Yes, this has been an issue since 2017
If NVDA add-ons are disabled, is your problem still occurring?
Yes
Does the issue still occur after you run the COM Registration Fixing Tool in NVDA's tools menu?
Yes
Should this be P2 instead? I would imagine that reading PDFs with Adobe Reader is somewhat common.
Well the PDF is not tagged at all. If I produce a tagged version (attached) with a current lualatex then line breaks are inserted. In the speech-viewer I get then
Here is a linked list node for the following questions. The empty linked list will be represented as
None.
class Node:
def __init__(self, value):
self.value = value
self.next = None
In the PDF the code lines start with real space chars, but sadly they are ignored and so the indentation (which can be meaningful in code) is lost.
The tagging is not the final version LaTeX will use, we are waiting on a verapdf update that would allow us to use Code for the code part and Sub for the single lines.
I recently opened a tagged copy of a bank statement and experienced this issue. Thinking it was an issue with my bank's automated system, I then used Microsoft Word for Microsoft 365 Version 2504 to create a tagged test PDF with hard line breaks, i.e., Shift+Enter. I then used Adobe Acrobat Reader DC 2025.001.20531 to open the file.

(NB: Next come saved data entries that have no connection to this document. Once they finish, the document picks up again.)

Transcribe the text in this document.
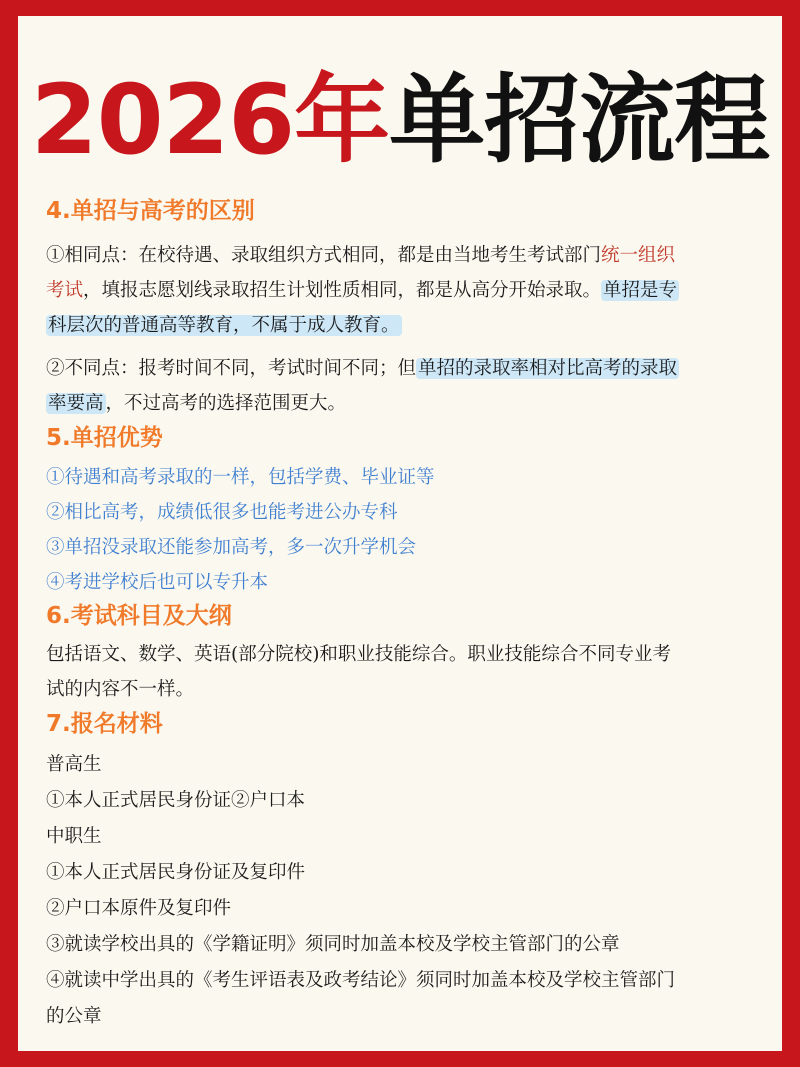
2026年单招流程
4.单招与高考的区别
①相同点：在校待遇、录取组织方式相同，都是由当地考生考试部门统一组织
考试，填报志愿划线录取招生计划性质相同，都是从高分开始录取。 单招是专
科层次的普通高等教育，不属于成人教育。
②不同点：报考时间不同，考试时间不同；但 单招的录取率相对比高考的录取
率要高 ，不过高考的选择范围更大。
5.单招优势
①待遇和高考录取的一样，包括学费、毕业证等
②相比高考，成绩低很多也能考进公办专科
③单招没录取还能参加高考，多一次升学机会
④考进学校后也可以专升本
6.考试科目及大纲
包括语文、数学、英语(部分院校)和职业技能综合。职业技能综合不同专业考
试的内容不一样。
7.报名材料
普高生
①本人正式居民身份证②户口本
中职生
①本人正式居民身份证及复印件
②户口本原件及复印件
③就读学校出具的《学籍证明》须同时加盖本校及学校主管部门的公章
④就读中学出具的《考生评语表及政考结论》须同时加盖本校及学校主管部门
的公章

Obviously I don't expect NV Access to fix the PDF authoring tool to use proper semantics, but JAWS identifies the line breaks, OCR confirms that the line breaks exist, and so I would expect that NVDA would respect that semantic information, just as it does for the web in browse mode. The HTML equivalent of this, using NVDA's browse mode, would be something like:
data:text/html,<p>This is the first paragraph. It has no line breaks and is relying on the reflowing as set by the Acrobat software.</p><p>This second paragraph has line breaks <br/>in it to make sure that Acrobat and NVDA <br/>are working well together</p>